Mehmet Akacan’ın oğlu Bulut Akacan ise saldırı sonrasında yayınladığı bir video ile hem Kuzey Kıbrıs Başsavcılığı’na hem de Türkiye’nin Lefkoşa Büyükelçisi’ne suçlamalar yöneltti. Akacan, saldırıdan sorumlu tuttuğu Ulucan ailesinin daha önceden bir restoranda kendilerine 10 el ateş ettiğini, 1 milyon sterlin istediğini ve vermemeleri durumunda anne-babalarının vurulacağı tehdidini savurduğu iddiasında bulunarak, “T.C. Lefkoşa Büyükelçisi (Ali Murat Başçeri), Ulucan’ları polise şikâyet ettiğim için hata yaptığımı söyledi” dedi.
Kıbrıs Star’da yer alan habere göre Akacan “Bizden bir milyon pound istediler. Vermezseniz sizi vuracağız dediler. Ses kayıtları var. Bu ses kayıtlarını biz polise verdik. Elçilikte görüşme yaptık. Ben cezaevindeyken başsavcılığa baskı yaptılar. Başsavcılık beni çağırdı ve bana dedi ki, ‘bu davanı geri çekeceksin, bu davanı da geri çekersen biz de sana darp davasında yardımcı olacağız.
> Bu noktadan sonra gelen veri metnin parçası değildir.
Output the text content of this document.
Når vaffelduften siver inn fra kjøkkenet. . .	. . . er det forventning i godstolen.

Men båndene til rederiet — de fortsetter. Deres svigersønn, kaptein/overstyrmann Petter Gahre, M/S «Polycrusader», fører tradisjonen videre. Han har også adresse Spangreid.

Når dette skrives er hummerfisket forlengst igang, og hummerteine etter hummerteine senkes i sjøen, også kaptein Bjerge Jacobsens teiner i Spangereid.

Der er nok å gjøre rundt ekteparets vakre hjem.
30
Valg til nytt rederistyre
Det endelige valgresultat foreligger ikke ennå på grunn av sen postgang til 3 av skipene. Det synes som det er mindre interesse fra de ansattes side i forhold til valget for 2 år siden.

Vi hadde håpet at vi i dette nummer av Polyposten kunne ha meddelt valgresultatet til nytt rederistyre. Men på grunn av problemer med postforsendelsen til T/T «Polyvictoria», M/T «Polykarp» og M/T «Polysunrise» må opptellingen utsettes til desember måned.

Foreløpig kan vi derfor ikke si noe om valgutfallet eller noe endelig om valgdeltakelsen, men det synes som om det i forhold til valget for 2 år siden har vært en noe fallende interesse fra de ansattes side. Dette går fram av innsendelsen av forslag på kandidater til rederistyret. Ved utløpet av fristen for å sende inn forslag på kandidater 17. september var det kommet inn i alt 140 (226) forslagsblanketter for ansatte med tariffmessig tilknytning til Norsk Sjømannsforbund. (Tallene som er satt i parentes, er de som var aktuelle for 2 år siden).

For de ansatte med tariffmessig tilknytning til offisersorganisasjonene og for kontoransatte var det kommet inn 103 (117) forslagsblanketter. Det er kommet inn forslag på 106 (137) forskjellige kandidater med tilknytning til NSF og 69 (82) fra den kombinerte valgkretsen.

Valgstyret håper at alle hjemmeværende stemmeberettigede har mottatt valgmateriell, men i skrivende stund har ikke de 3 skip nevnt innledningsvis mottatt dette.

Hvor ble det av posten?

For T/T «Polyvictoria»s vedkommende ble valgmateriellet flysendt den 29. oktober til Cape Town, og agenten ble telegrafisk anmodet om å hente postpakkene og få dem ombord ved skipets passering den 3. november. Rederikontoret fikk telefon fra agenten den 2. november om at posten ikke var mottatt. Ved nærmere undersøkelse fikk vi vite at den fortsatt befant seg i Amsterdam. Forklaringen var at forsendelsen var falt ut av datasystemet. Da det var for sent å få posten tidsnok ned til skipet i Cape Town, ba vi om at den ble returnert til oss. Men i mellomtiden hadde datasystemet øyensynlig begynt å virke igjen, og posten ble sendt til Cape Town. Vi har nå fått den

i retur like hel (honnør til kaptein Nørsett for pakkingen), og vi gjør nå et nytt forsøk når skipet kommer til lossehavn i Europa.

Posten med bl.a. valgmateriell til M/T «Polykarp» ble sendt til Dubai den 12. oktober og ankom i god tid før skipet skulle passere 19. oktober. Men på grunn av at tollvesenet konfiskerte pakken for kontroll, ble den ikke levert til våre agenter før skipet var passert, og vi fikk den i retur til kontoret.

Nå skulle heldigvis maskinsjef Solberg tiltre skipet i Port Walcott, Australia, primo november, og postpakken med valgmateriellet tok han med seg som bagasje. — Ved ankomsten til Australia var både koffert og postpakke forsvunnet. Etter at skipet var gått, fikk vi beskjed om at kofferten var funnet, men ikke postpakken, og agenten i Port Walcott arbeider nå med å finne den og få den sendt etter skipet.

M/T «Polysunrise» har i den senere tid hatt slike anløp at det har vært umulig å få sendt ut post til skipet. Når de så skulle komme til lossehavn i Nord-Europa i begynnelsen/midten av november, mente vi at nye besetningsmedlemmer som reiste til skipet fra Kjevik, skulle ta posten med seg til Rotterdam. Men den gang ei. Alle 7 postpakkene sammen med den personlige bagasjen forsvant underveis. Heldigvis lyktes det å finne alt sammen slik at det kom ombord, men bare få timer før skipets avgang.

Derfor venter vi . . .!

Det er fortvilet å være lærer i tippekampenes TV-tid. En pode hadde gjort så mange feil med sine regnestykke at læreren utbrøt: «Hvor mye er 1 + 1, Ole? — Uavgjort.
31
O davayı da geri çektirttiler bize zorla. Polisten koruma tayin etmek istedik. Polis bize koruma tayin etmedi” ifadelerini kullandı.
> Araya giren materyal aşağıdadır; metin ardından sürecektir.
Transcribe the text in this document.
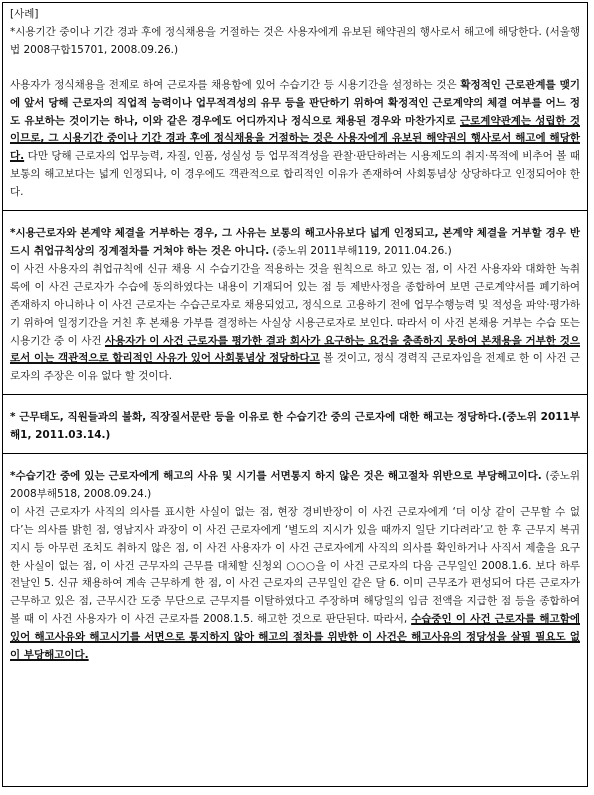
[사례]

*시용기간 중이나 기간 경과 후에 정식채용을 거절하는 것은 사용자에게 유보된 해약권의 행사로서 해고에 해당한다. (서울행법 2008구합15701, 2008.09.26.)

사용자가 정식채용을 전제로 하여 근로자를 채용함에 있어 수습기간 등 시용기간을 설정하는 것은 확정적인 근로관계를 맺기에 앞서 당해 근로자의 직업적 능력이나 업무적격성의 유무 등을 판단하기 위하여 확정적인 근로계약의 체결 여부를 어느 정도 유보하는 것이기는 하나, 이와 같은 경우에도 어디까지나 정식으로 채용된 경우와 마찬가지로 근로계약관계는 성립한 것이므로, 그 시용기간 중이나 기간 경과 후에 정식채용을 거절하는 것은 사용자에게 유보된 해약권의 행사로서 해고에 해당한다. 다만 당해 근로자의 업무능력, 자질, 인품, 성실성 등 업무적격성을 관찰·판단하려는 시용제도의 취지·목적에 비추어 볼 때 보통의 해고보다는 넓게 인정되나, 이 경우에도 객관적으로 합리적인 이유가 존재하여 사회통념상 상당하다고 인정되어야 한다.

*시용근로자와 본계약 체결을 거부하는 경우, 그 사유는 보통의 해고사유보다 넓게 인정되고, 본계약 체결을 거부할 경우 반드시 취업규칙상의 징계절차를 거쳐야 하는 것은 아니다. (중노위 2011부해119, 2011.04.26.)

이 사건 사용자의 취업규칙에 신규 채용 시 수습기간을 적용하는 것을 원칙으로 하고 있는 점, 이 사건 사용자와 대화한 녹취록에 이 사건 근로자가 수습에 동의하였다는 내용이 기재되어 있는 점 등 제반사정을 종합하여 보면 근로계약서를 폐기하여 존재하지 아니하나 이 사건 근로자는 수습근로자로 채용되었고, 정식으로 고용하기 전에 업무수행능력 및 적성을 파악·평가하기 위하여 일정기간을 거친 후 본채용 가부를 결정하는 사실상 시용근로자로 보인다. 따라서 이 사건 본채용 거부는 수습 또는 시용기간 중 이 사건 사용자가 이 사건 근로자를 평가한 결과 회사가 요구하는 요건을 충족하지 못하여 본채용을 거부한 것으로서 이는 객관적으로 합리적인 사유가 있어 사회통념상 정당하다고 볼 것이고, 정식 경력직 근로자임을 전제로 한 이 사건 근로자의 주장은 이유 없다 할 것이다.

* 근무태도, 직원들과의 불화, 직장질서문란 등을 이유로 한 수습기간 중의 근로자에 대한 해고는 정당하다.(중노위 2011부해1, 2011.03.14.)

*수습기간 중에 있는 근로자에게 해고의 사유 및 시기를 서면통지 하지 않은 것은 해고절차 위반으로 부당해고이다. (중노위 2008부해518, 2008.09.24.)

이 사건 근로자가 사직의 의사를 표시한 사실이 없는 점, 현장 경비반장이 이 사건 근로자에게 ‘더 이상 같이 근무할 수 없다’는 의사를 밝힌 점, 영남지사 과장이 이 사건 근로자에게 ‘별도의 지시가 있을 때까지 일단 기다려라’고 한 후 근무지 복귀지시 등 아무런 조치도 취하지 않은 점, 이 사건 사용자가 이 사건 근로자에게 사직의 의사를 확인하거나 사직서 제출을 요구한 사실이 없는 점, 이 사건 근무자의 근무를 대체할 신청외 ○○○을 이 사건 근로자의 다음 근무일인 2008.1.6. 보다 하루 전날인 5. 신규 채용하여 계속 근무하게 한 점, 이 사건 근로자의 근무일인 같은 달 6. 이미 근무조가 편성되어 다른 근로자가 근무하고 있은 점, 근무시간 도중 무단으로 근무지를 이탈하였다고 주장하며 해당일의 임금 전액을 지급한 점 등을 종합하여 볼 때 이 사건 사용자가 이 사건 근로자를 2008.1.5. 해고한 것으로 판단된다. 따라서, 수습중인 이 사건 근로자를 해고함에 있어 해고사유와 해고시기를 서면으로 통지하지 않아 해고의 절차를 위반한 이 사건은 해고사유의 정당성을 살필 필요도 없이 부당해고이다.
Akacan, Türkiye Büyükelçisi hakkında da “Büyükelçi, onları polise şikayet ettiğim için hata yaptığımı, onlara kumpas kurduğumu söyledi. Kendisi bu konuyla ilgileneceğini belirtmişti. Büyüklerimiz isterse verelim biz bu parayı… Biz eşkıya değiliz, bu yüzden devlete sığınıyoruz. Büyükelçi bile böyle konuşabiliyorsa yapacak bir şeyimiz yok” dedi
Türkiye’nin Lefkoşa Büyükelçiliği’nden yapılan yazılı açıklamada söz konusu iddiaların ‘gerçek dışı ve iftiradan ibaret olduğu’ savunularak, “Türkiye Cumhuriyeti Büyükelçilik makamı bu akşam bir video paylaşımında iddia edildiği üzere herhangi bir konuda arabuluculuk makamı değildir” denildi.
Başsavcılık açıklamasında ise “Sayın Bulut Akacan Başsavcı’nın makamına çağırılmadığı gibi, herhangi bir yer ya da zamanda Başsavcılık tarafından şikayetini geri çekmesi hususunda da zorlanmamıştır” denildi.
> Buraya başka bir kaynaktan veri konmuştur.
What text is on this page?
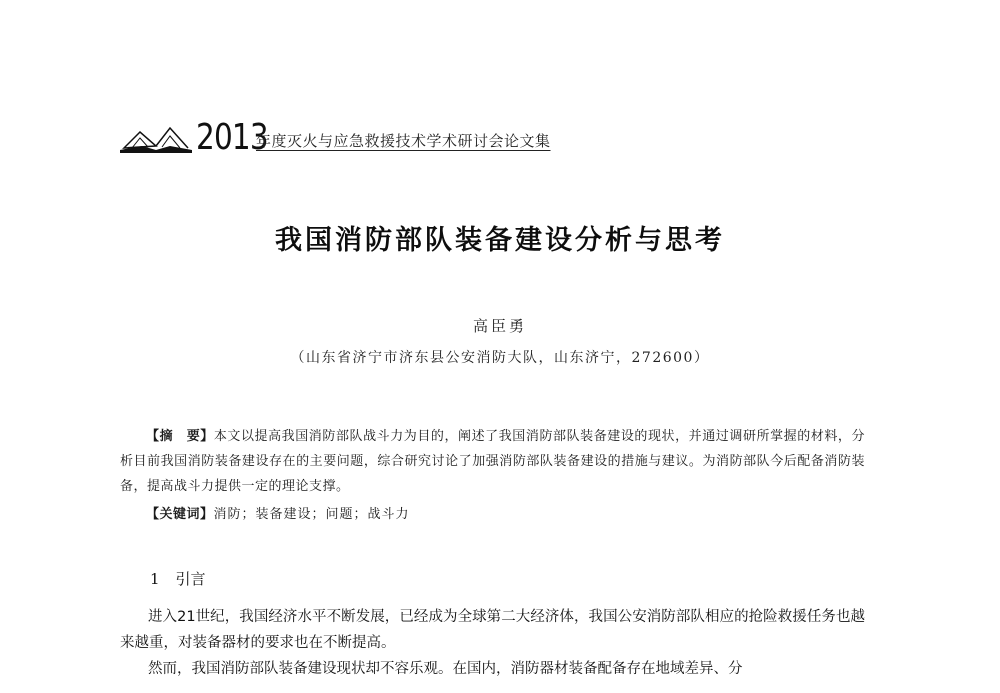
2013
年度灭火与应急救援技术学术研讨会论文集
我国消防部队装备建设分析与思考
高臣勇
（山东省济宁市济东县公安消防大队，山东济宁，272600）

【摘　要】本文以提高我国消防部队战斗力为目的，阐述了我国消防部队装备建设的现状，并通过调研所掌握的材料，分析目前我国消防装备建设存在的主要问题，综合研究讨论了加强消防部队装备建设的措施与建议。为消防部队今后配备消防装备，提高战斗力提供一定的理论支撑。

【关键词】消防；装备建设；问题；战斗力
1 引言

进入21世纪，我国经济水平不断发展，已经成为全球第二大经济体，我国公安消防部队相应的抢险救援任务也越来越重，对装备器材的要求也在不断提高。

然而，我国消防部队装备建设现状却不容乐观。在国内，消防器材装备配备存在地域差异、分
Ersin Tatar’dan TMS savunması
Falyalı’nun UBP’yi finanse ettiği kaydediliyordu. UBP’den Kuzey Kıbrıs Cumhurbaşkanı seçilen Ersin Tatar, Türk Mukavemet Teşkilatı’na yönelik açıklamalara sert sert tepki gösterdi. Tatar Şunları kaydetti: “Kıbrıs Türk halkının bağrından doğan TMT, bir saldırı örgütü değil; Rum katillerin saldırılarına ve katliamlarına karşı halkımızı savunan ve koruyan bir direniş örgütüdür. Rum-Yunan ikilisinin Kıbrıs’ı silah zoruyla bir Helen Adası yapabilmek amacıyla devreye koyduğu EOKA terör örgütü, 1 Nisan 1955 tarihinde silahlı saldırıları başlatırken; halkımız tamamen savunmasız bir şekilde katlediliyor, köylerimiz ateşe veriliyor, insanlarımız göç ediyordu. Halkımızı bu saldırılara karşı koruyabilmek amacıyla Mukavemet Birliği, VOLKAN ve 9 EYLÜL direniş örgütleri oluşturulurken; bu direniş örgütlerinin tek çatı altında birleşmesiyle de 1 Ağustos 1958 tarihinde TÜRK MUKAVEMET TEŞKİLATI (TMT) oluşturulmuştur. Kıbrıs Türk halkının bağrından doğan TMT, bir saldırı örgütü değil; Rum katillerin saldırılarına ve katliamlarına karşı halkımızı savunan ve koruyan bir direniş örgütüdür. TMT’nin neferleri, halkımızın evlatları Türklüğün onur ve şerefini korumak, Enosis’i önlemek uğruna toprağa girmiştir. Rum iş birlikçisi ajan-provokatörler ile kendini bilmezlerin bu çirkin saldırılarına karşı seyirci kalacak değiliz. TMT ile halkımızın evlatlarını ve şehitlerimizi, ‘suikastçı ve katil’ olarak suçlayanlara karşı, gereken mutlaka yapılacaktır. TMT, Kıbrıs Türk halkıdır. TMT, ulusal mücadelemizdir. TMT, direniş ruhumuz ve azmimizdir. Vatan size minnettardır.”
Öte yandan RTÜK (Radyo ve Televizyon Üst Kurulu) de Ayşenur Arslan’ın TMT Açıklamasına inceleme başlattı.